В свою очередь и преступность идет навстречу искусству. Будучи подражанием полезному труду, она сродни имитациям, подменяющим действительное эстетически отмеченным вымыслом. Мошенники,разводящие лохов, театральны, карманники и форточники поражают цирковой ловкостью, фальшивомонетчики и изготовители подделок и вовсе не могут обойтись при исполнении своих заданий без художественных навыков. Профессионализируясь, преступник, пусть и подчиненный сформировавшей его травме, в то же самое время перестает быть сосредоточенным только на ней, замкнутым в своей субъективности, коль скоро ему приходится овладевать теми или иными ремесленными техниками, чтобы побороть объективно наличные трудности. Чем более объективируется криминальное поведение, дистанцируясь от индивидуального психизма, тем упорнее оно создает собственную социальность (то, что Макс Штирнер обозначил термином «Verein»), альтернативную официальной, отсчитываемую от личности к группе, а не в обратном направлении. В этой среде криминальных специалистов, как и в любом коллективе, пекущемся о своей стабильности, нет либо мало места для патологических злодеев, совершающих преступление ради преступления, абсолютно не способных освободиться из плена травмы. Психопаты действуют по преимуществу в одиночку.

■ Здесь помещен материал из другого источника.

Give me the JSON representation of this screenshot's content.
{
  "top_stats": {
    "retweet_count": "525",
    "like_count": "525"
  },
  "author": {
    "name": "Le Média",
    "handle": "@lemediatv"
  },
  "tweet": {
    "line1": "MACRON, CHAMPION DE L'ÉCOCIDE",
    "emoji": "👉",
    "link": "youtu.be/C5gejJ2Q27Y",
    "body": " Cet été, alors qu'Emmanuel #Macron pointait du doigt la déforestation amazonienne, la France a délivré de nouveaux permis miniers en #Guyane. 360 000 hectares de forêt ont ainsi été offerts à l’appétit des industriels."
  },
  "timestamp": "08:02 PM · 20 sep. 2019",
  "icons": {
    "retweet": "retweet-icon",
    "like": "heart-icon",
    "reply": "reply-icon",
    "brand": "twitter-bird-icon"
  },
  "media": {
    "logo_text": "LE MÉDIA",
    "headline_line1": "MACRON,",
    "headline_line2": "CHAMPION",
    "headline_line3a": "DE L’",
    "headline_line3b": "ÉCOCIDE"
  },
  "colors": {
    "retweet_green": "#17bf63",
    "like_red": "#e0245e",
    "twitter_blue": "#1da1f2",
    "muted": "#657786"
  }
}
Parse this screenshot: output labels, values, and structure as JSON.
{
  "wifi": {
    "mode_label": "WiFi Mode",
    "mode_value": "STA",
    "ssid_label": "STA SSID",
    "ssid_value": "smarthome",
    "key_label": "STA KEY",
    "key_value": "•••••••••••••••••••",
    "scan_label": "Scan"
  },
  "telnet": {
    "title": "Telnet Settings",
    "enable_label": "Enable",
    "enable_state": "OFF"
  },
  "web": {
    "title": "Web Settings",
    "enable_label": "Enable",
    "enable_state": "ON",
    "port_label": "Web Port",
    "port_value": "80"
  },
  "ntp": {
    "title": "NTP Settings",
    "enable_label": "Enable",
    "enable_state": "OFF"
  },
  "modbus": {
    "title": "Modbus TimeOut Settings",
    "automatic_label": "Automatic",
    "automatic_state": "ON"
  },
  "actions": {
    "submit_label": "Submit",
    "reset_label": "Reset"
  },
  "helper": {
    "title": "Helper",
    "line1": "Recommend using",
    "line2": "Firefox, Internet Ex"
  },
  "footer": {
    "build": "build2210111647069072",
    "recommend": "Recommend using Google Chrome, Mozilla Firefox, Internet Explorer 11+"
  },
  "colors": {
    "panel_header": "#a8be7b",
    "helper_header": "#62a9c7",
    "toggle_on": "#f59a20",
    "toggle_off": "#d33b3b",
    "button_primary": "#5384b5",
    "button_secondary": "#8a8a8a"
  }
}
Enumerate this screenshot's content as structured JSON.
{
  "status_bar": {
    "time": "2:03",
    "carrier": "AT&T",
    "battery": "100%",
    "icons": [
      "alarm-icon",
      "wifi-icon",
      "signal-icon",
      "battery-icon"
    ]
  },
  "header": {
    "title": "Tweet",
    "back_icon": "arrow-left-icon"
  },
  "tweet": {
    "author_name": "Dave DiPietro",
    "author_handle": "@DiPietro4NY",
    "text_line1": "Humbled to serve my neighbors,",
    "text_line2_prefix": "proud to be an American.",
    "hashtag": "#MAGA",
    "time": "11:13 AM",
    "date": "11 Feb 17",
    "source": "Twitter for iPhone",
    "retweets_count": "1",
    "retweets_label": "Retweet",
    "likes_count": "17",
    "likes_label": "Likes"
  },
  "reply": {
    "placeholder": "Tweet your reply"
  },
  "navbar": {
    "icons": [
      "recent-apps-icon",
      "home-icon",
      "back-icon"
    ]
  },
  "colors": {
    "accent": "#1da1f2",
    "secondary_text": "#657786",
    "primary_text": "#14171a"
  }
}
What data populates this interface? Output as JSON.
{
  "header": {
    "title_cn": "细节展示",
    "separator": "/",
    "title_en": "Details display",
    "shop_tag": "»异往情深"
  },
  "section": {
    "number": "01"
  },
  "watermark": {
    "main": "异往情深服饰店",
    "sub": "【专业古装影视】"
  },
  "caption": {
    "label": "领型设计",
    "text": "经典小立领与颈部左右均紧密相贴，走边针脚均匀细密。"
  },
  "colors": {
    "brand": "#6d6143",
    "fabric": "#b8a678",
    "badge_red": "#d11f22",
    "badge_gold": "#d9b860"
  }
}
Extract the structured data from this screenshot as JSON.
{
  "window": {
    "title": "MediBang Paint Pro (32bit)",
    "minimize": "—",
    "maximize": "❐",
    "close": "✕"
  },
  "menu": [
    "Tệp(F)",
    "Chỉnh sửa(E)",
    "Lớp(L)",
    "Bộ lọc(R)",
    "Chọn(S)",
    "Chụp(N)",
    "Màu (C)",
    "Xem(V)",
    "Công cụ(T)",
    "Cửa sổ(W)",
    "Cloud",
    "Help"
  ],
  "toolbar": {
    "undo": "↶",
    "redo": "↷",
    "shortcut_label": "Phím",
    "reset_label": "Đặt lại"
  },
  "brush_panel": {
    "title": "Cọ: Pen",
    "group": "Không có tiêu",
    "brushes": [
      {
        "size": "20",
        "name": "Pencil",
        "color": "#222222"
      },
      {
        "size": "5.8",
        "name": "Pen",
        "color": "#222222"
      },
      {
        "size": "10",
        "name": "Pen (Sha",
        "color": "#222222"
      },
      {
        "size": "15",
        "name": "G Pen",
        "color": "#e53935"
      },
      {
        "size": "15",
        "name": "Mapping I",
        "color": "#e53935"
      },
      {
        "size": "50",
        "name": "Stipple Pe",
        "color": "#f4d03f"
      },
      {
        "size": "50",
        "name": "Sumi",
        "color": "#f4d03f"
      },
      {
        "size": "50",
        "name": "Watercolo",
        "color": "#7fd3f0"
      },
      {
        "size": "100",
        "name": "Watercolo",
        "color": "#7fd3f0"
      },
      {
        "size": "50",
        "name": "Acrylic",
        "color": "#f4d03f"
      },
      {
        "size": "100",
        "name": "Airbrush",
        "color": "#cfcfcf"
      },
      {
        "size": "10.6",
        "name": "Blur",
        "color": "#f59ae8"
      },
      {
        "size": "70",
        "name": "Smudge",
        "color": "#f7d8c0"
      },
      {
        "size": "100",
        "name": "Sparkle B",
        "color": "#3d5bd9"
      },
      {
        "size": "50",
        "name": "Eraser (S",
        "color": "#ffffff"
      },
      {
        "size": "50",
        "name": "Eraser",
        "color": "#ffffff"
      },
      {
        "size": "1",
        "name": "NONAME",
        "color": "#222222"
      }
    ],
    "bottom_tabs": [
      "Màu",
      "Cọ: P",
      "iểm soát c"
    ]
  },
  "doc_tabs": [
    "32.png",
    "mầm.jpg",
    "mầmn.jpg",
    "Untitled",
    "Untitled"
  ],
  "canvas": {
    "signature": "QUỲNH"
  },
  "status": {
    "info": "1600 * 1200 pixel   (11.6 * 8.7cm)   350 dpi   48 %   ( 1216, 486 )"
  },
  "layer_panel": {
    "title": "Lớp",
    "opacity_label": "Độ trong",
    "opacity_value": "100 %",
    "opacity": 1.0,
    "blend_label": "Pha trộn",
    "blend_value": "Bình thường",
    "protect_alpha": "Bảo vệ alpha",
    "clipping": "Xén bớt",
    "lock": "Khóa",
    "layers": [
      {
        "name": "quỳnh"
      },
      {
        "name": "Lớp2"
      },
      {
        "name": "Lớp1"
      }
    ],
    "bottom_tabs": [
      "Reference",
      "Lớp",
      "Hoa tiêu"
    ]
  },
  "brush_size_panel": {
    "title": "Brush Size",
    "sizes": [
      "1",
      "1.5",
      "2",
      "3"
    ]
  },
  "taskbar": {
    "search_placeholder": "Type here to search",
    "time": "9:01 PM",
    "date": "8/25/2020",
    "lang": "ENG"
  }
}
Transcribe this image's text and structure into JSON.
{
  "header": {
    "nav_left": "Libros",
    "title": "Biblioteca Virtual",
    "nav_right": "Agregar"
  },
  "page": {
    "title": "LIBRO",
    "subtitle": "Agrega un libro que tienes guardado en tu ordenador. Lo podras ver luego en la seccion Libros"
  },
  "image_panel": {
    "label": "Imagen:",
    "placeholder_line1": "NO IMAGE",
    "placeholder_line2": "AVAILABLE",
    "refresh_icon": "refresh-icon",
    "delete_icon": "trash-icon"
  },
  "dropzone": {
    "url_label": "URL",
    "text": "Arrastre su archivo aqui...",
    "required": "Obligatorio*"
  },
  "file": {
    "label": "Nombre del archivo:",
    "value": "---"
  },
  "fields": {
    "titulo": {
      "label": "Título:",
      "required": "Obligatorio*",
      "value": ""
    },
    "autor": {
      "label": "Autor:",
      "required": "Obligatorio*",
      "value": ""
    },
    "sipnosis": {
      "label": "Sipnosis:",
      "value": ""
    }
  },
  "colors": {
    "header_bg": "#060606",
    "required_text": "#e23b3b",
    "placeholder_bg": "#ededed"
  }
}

В статусном обществе развязыванию и претворению в действие изуверской фантазии способствует эксклюзивно высокое положение, которое занимает делинквент (таков был, к примеру, соратник Жанны д’Арк, богатый аристократ Жиль де Рэ, нслаждавшийся неописуемыми мучениями детей), а в условиях демократии реализовать бесчеловечную перверсию дано каждому, кого она захватывает (в годы Перестройки чудовищные преступления Жиля де Рэ повторил ничем не приметный житель Подмосковья, наверняка не знавший, что в первой трети XV в. у него во Франции был знатный предшественник).[9]Как и в отношении других аспектов криминальности, именно искусство точно диагностирует принципиальное различие профессиональной и патологической преступности: в фильме Фрица Ланга «М» («Город ищет убийцу», 1930) изловить серийного насильника-педофила одинаково стараются как полиция, так и криминальное подполье, желающее отмежеваться от изверга.